# Time To Trade Amare?



## Hyperion (Dec 5, 2006)

Rumors abound for a trade regarding Amare. Nothing concrete or even any real solid offers out there yet, but it appears that the Suns aren't averse to trading him and might be actively shopping him discreetly.

http://www.azcentral.com/arizonarepublic/sports/articles/2009/01/30/20090130spt-suns.html


My brother's friend's dad is a minority owner of Dallas and he claims that there's a Dirk for Amare and filler trade solidifying there.


----------



## Tooeasy (Nov 4, 2003)

to hell with three half of famers on one team, 3 former MVP's playing together? it can't fail!


----------



## Vuchato (Jan 14, 2006)

IceMan23and3 said:


> *My brother's friend's dad is a minority owner* of Dallas and *he claims* that there's a Dirk for Amare and filler trade solidifying there.


now _that_ is a reliable source.


----------



## Hyperion (Dec 5, 2006)

Update: contract issues are stalling out trade for Dirk.


----------



## Damian Necronamous (Jun 10, 2002)

Boozer and Ronnie Brewer for Amare?

Howsabouts them apples?

Jazz...
Deron Williams...Ronnie Price
C.J. Miles...Kyle Korver...Morris Almond
Andrei Kirilenko...Matt Harpring
Paul Millsap
Amare Stoudemire...Kosta Koufos

Suns...
Steve Nash...Leandro Barbosa
Jason Richardson...Matt Barnes
Ronnie Brewer...Grant Hill
Carlos Boozer
Shaquille O'Neal...Robin Lopez


----------



## Hyperion (Dec 5, 2006)

That would never ever happen.... I mean, why would you even propose such a ridiculous trade?
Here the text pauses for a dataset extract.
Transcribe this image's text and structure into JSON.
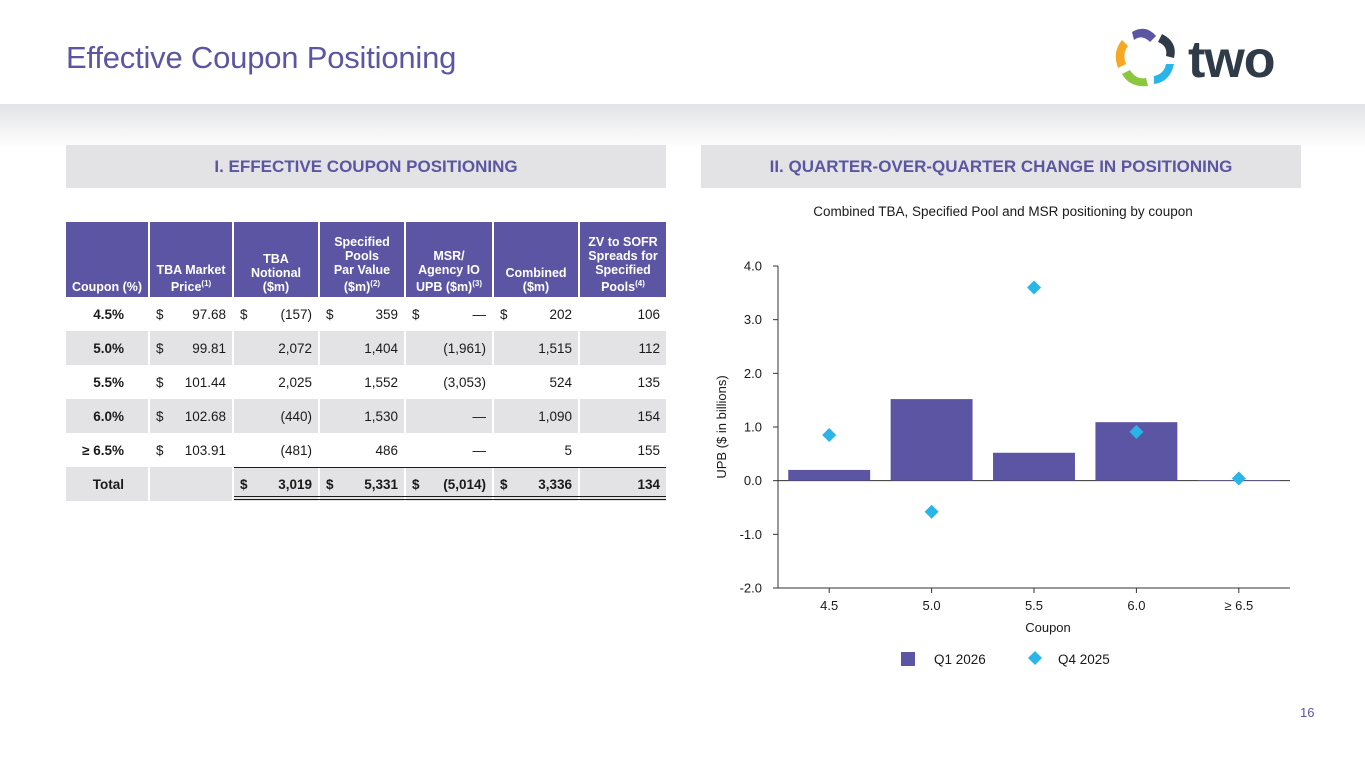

Boozer alone is better than Amare.


----------



## Hyperion (Dec 5, 2006)

Update 2: Dirk wants a long term extension and Amare wants a short term one. However, they are both represented by the same agent, so it will be interesting see how this works out.


----------



## Dissonance (Jul 21, 2004)

Dude no one's buying this.


----------



## Hyperion (Dec 5, 2006)

Dissonance19 said:


> Dude no one's buying this.


Have I ever been a gimmick poster? I have an actual source with this one.


----------